The Advantages of Inexpensive Day Passes
In some ways, inexpensive day passes are superior to transfers as they encourage casual riders and tourists to use the system. Both casual riders and tourists are typically wary of public transit, especially when they need to use buses to get where they are going. Transit routes are often difficult to figure out, especially in a system with as bad signage as SEPTA has. That is especially a problem for tourists. But complicated routes often deter residents of the region from traveling by public transit to a part of the region they visit infrequently. The disincentive is even greater if people have to travel by bus rather than rail because bus routes are more complicated and sometimes change at different times of the day. Vehicles that ride by rails have a fixed route and every transit map shows you where they go.
Electronic Fare Systems and Creative Fare Structures
Once we move to an electronic fare system, we can be more creative with fares. Many electronic fare systems work in two different modes. Most of them are declining balance card that are loaded by charging a credit card either manually or automatically. Every time a rider uses the card, the balance declines. This works like EZPASS. (Someday, your EZPASS and your transit card will access the same account.) Electronic fare instruments also work as passes and give riders the right to unlimited rides during a day, week, month or year.
If properly programmed, an electronic fare instrument can automatically give riders the best fare. London’s Oyster Card, for example, can be set to work initially as a declining balance card.

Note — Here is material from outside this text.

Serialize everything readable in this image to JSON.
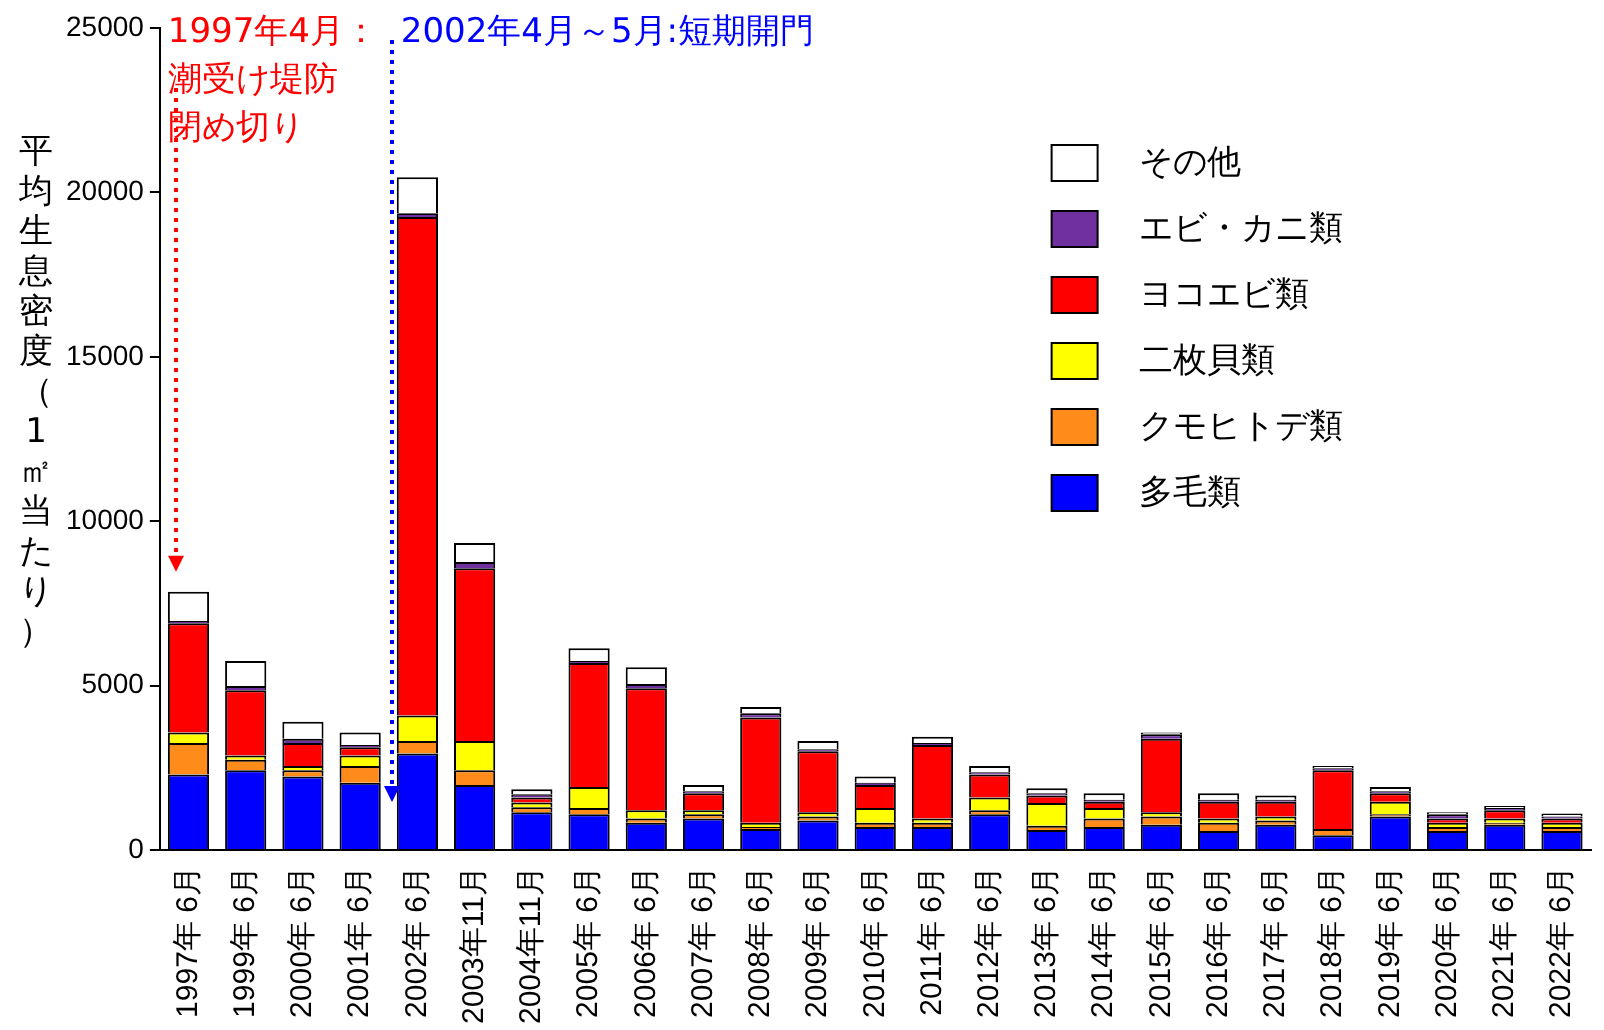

But if a rider takes enough London Transit trips in a day so that it would have been cheaper to have a day pass rather than to purchase tickets for individual trips, the system automatically charges the rider for the day pass and removes the charges for individually rides.
A system like the Oyster card can also automatically give people discounts if, say, there are reduced fares during certain times of the day, or if there is a special local transit fare—imagine a discount for traveling on the Route 23 as many times a day anywhere between Chestnut Hill and Wayne Junction—or if there is a special holiday fare.

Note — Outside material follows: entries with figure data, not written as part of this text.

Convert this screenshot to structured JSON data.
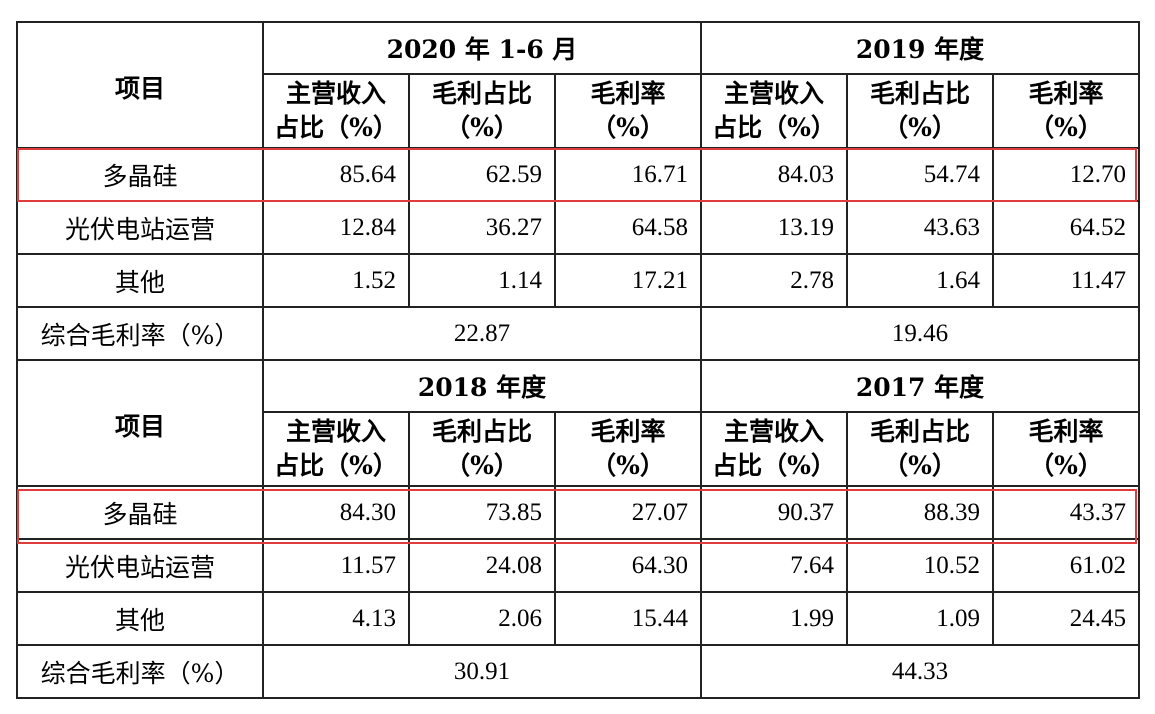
{
  "blocks": [
    {
      "item_label": "项目",
      "periods": [
        {
          "name": "2020 年 1-6 月"
        },
        {
          "name": "2019 年度"
        }
      ],
      "columns": [
        "主营收入\n占比（%）",
        "毛利占比\n（%）",
        "毛利率\n（%）",
        "主营收入\n占比（%）",
        "毛利占比\n（%）",
        "毛利率\n（%）"
      ],
      "rows": [
        {
          "label": "多晶硅",
          "values": [
            "85.64",
            "62.59",
            "16.71",
            "84.03",
            "54.74",
            "12.70"
          ],
          "highlighted": true
        },
        {
          "label": "光伏电站运营",
          "values": [
            "12.84",
            "36.27",
            "64.58",
            "13.19",
            "43.63",
            "64.52"
          ],
          "highlighted": false
        },
        {
          "label": "其他",
          "values": [
            "1.52",
            "1.14",
            "17.21",
            "2.78",
            "1.64",
            "11.47"
          ],
          "highlighted": false
        }
      ],
      "total": {
        "label": "综合毛利率（%）",
        "values": [
          "22.87",
          "19.46"
        ]
      }
    },
    {
      "item_label": "项目",
      "periods": [
        {
          "name": "2018 年度"
        },
        {
          "name": "2017 年度"
        }
      ],
      "columns": [
        "主营收入\n占比（%）",
        "毛利占比\n（%）",
        "毛利率\n（%）",
        "主营收入\n占比（%）",
        "毛利占比\n（%）",
        "毛利率\n（%）"
      ],
      "rows": [
        {
          "label": "多晶硅",
          "values": [
            "84.30",
            "73.85",
            "27.07",
            "90.37",
            "88.39",
            "43.37"
          ],
          "highlighted": true
        },
        {
          "label": "光伏电站运营",
          "values": [
            "11.57",
            "24.08",
            "64.30",
            "7.64",
            "10.52",
            "61.02"
          ],
          "highlighted": false
        },
        {
          "label": "其他",
          "values": [
            "4.13",
            "2.06",
            "15.44",
            "1.99",
            "1.09",
            "24.45"
          ],
          "highlighted": false
        }
      ],
      "total": {
        "label": "综合毛利率（%）",
        "values": [
          "30.91",
          "44.33"
        ]
      }
    }
  ],
  "colors": {
    "highlight_box": "#e03c3c",
    "grid": "#222222"
  }
}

What A Good Electronic Fare System Would Look Like
Imagine having a declining balance transit card that automatically gives riders the best possible fare substituting day, month, week, or year passes for the cost of individual trips. That kind of sophisticated, consumer-friendly fare system is one of the things we should be looking for when SEPTA moves to electronic fare. A second requirement is a card that is read at a short distance without our having to insert it into or swipe it on a device. And, third, we need a true, inter-modal transit card, one that works not only on SEPTA but on PATCO, AMTRAK, EZPASS and at parking meters and parking garages and beyond.
Assuming SEPTA gets its electronic fare system right, transfer fares or their equivalent will always be part of our transit system.

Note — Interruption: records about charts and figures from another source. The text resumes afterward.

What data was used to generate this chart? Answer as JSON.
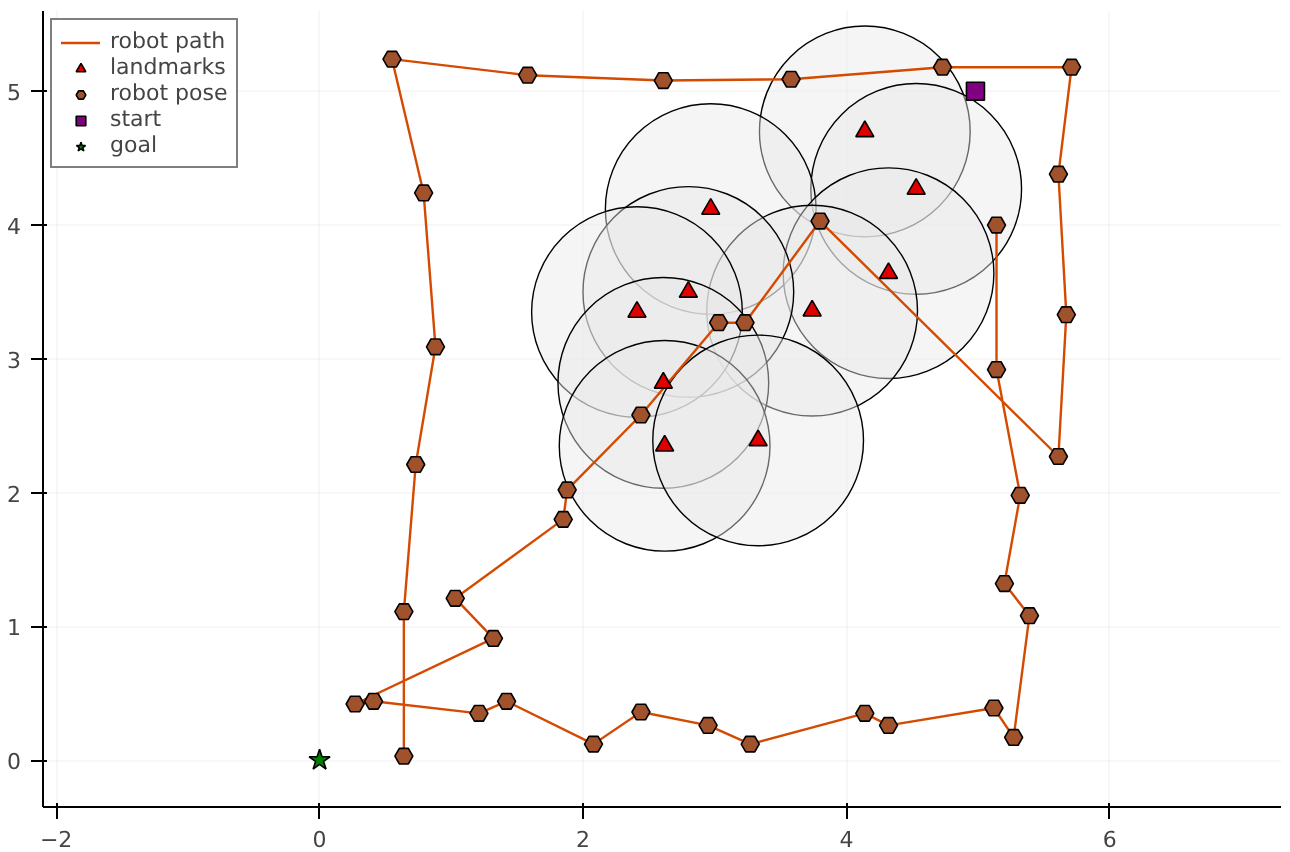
{
  "chart_data": {
    "type": "scatter",
    "xlim": [
      -2.1,
      7.3
    ],
    "ylim": [
      -0.35,
      5.6
    ],
    "xticks": [
      -2,
      0,
      2,
      4,
      6
    ],
    "yticks": [
      0,
      1,
      2,
      3,
      4,
      5
    ],
    "grid": true,
    "legend": "top left",
    "series": [
      {
        "type": "bubble",
        "color": "#e8e8e8",
        "x": [
          4.14,
          4.53,
          2.97,
          4.32,
          3.74,
          2.8,
          2.41,
          2.61,
          2.62,
          3.33
        ],
        "values": [
          4.7,
          4.27,
          4.12,
          3.64,
          3.36,
          3.5,
          3.35,
          2.82,
          2.35,
          2.39
        ],
        "sizes": [
          1,
          1,
          1,
          1,
          1,
          1,
          1,
          1,
          1,
          1
        ]
      },
      {
        "type": "line",
        "name": "robot path",
        "color": "#d44a00",
        "x": [
          5.14,
          5.14,
          5.32,
          5.2,
          5.39,
          5.27,
          5.12,
          4.32,
          4.14,
          3.27,
          2.95,
          2.44,
          2.08,
          1.42,
          1.21,
          0.41,
          0.27,
          1.32,
          1.03,
          1.85,
          1.88,
          2.44,
          3.03,
          3.23,
          3.8,
          5.61,
          5.67,
          5.61,
          5.71,
          4.73,
          3.58,
          2.61,
          1.58,
          0.55,
          0.79,
          0.88,
          0.73,
          0.64,
          0.64
        ],
        "values": [
          4.0,
          2.92,
          1.98,
          1.32,
          1.08,
          0.17,
          0.39,
          0.26,
          0.35,
          0.12,
          0.26,
          0.36,
          0.12,
          0.44,
          0.35,
          0.44,
          0.42,
          0.91,
          1.21,
          1.8,
          2.02,
          2.58,
          3.27,
          3.27,
          4.03,
          2.27,
          3.33,
          4.38,
          5.18,
          5.18,
          5.09,
          5.08,
          5.12,
          5.24,
          4.24,
          3.09,
          2.21,
          1.11,
          0.03
        ]
      },
      {
        "name": "landmarks",
        "color": "#e00000",
        "marker": "triangle",
        "x": [
          4.14,
          4.53,
          2.97,
          4.32,
          3.74,
          2.8,
          2.41,
          2.61,
          2.62,
          3.33
        ],
        "values": [
          4.7,
          4.27,
          4.12,
          3.64,
          3.36,
          3.5,
          3.35,
          2.82,
          2.35,
          2.39
        ]
      },
      {
        "name": "robot pose",
        "color": "#a0522d",
        "x": [
          5.14,
          5.14,
          5.32,
          5.2,
          5.39,
          5.27,
          5.12,
          4.32,
          4.14,
          3.27,
          2.95,
          2.44,
          2.08,
          1.42,
          1.21,
          0.41,
          0.27,
          1.32,
          1.03,
          1.85,
          1.88,
          2.44,
          3.03,
          3.23,
          3.8,
          5.61,
          5.67,
          5.61,
          5.71,
          4.73,
          3.58,
          2.61,
          1.58,
          0.55,
          0.79,
          0.88,
          0.73,
          0.64,
          0.64
        ],
        "values": [
          4.0,
          2.92,
          1.98,
          1.32,
          1.08,
          0.17,
          0.39,
          0.26,
          0.35,
          0.12,
          0.26,
          0.36,
          0.12,
          0.44,
          0.35,
          0.44,
          0.42,
          0.91,
          1.21,
          1.8,
          2.02,
          2.58,
          3.27,
          3.27,
          4.03,
          2.27,
          3.33,
          4.38,
          5.18,
          5.18,
          5.09,
          5.08,
          5.12,
          5.24,
          4.24,
          3.09,
          2.21,
          1.11,
          0.03
        ]
      },
      {
        "name": "start",
        "color": "#800080",
        "marker": "square",
        "x": [
          4.98
        ],
        "values": [
          5.0
        ]
      },
      {
        "name": "goal",
        "color": "#008000",
        "marker": "star",
        "x": [
          0
        ],
        "values": [
          0
        ]
      }
    ]
  }
}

The third meaning of "Transfer"
I hope this will come as a friendly amendment to Marc's smart comment above, but there's a third sense of "transfer" not listed here -- and I might add that the "third" meaning is in fact the primary one. It's implicit in Marc's comment above that a transfer bridges "two rides are two links in a larger trip." So a "transfer" in this sense is any move from one transit line or system to another. In fact, in the UK and elsewhere, it's called a "transfer" when you take a bus or shuttle to/from a flight.
In Septa and elsewhere, you have two varieties of this kind of transfer without either paying a fare or taking a paper slip or another token. The first is a "free transfer," like the transfers between the MFL and Broad Street or Green lines at various stations. The second is when you "transfer" from one system to another without any discounted pricing (and therefore no token of said discount), like the transfers between the subway/trolley lines and regional rail.